Of course, the South Coast harbours stunning surf and swimming beaches, including the white sandy stretch that is Hyams Beach, on the shores of Jervis Bay, and Thirroul, known for its optimal surfing conditions.

The North Coast

The North Coast is another hub for lovers of the great outdoors. This section of the coastline is lined by rainforests, affording picturesque landscapes of lush reserves on one side and beaches on the other.

Hike along the paths at Yuraygir or the world heritage-listed Dorrigo National Park. Bring your camera or binoculars to observe the birds who call these forests home. Yuraygir National Park hugs the shore in some areas, so visitors can enjoy ocean views, too.

In addition, the North Coast is a popular surfing destination, with breaks for pro surfers and calmer waters for beginners. If you’re confident on your board, hit up Lennox Head. If you’d like to learn the sport, join a surf school, notably on the sands of Ballina, Coffs Harbour or Newcastle.

The Snowy Mountains

If you prefer a ski break to a beach escape, plan a Snowy Mountains getaway. These mountains make up the most elevated range in Australia and offer ski resorts for every taste and interest.

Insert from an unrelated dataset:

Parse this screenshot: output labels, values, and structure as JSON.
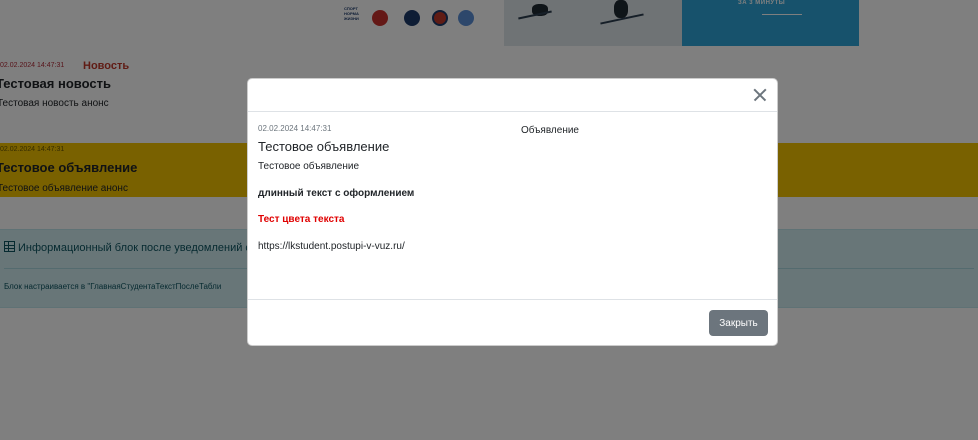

Thredbo, the place to go for long runs, is reminiscent of a typical town in the Swiss Alps. Families with young children might prefer Selwyn Snowfields, boasting runs for skiers of all skill levels. There are a number of other activities for kids, such as tobogganing and tubing. Meanwhile, children as young as three can learn to ski at the Snow School.

If you are feeling particularly confident or adventurous, head to Charlotte Pass, the country’s most elevated, coldest and oldest ski resort, which visitors can only access via snowmobile in the winter.

Getting around New South Wales

Public transport and well-maintained highways make it very easy to get around New South Wales. In addition, a number of regional airports allow for short connecting flights from Sydney. If you are traveling along the coast by car, don’t forget to look out the window to take in some of New South Wales’ most stunning oceanfront scenery.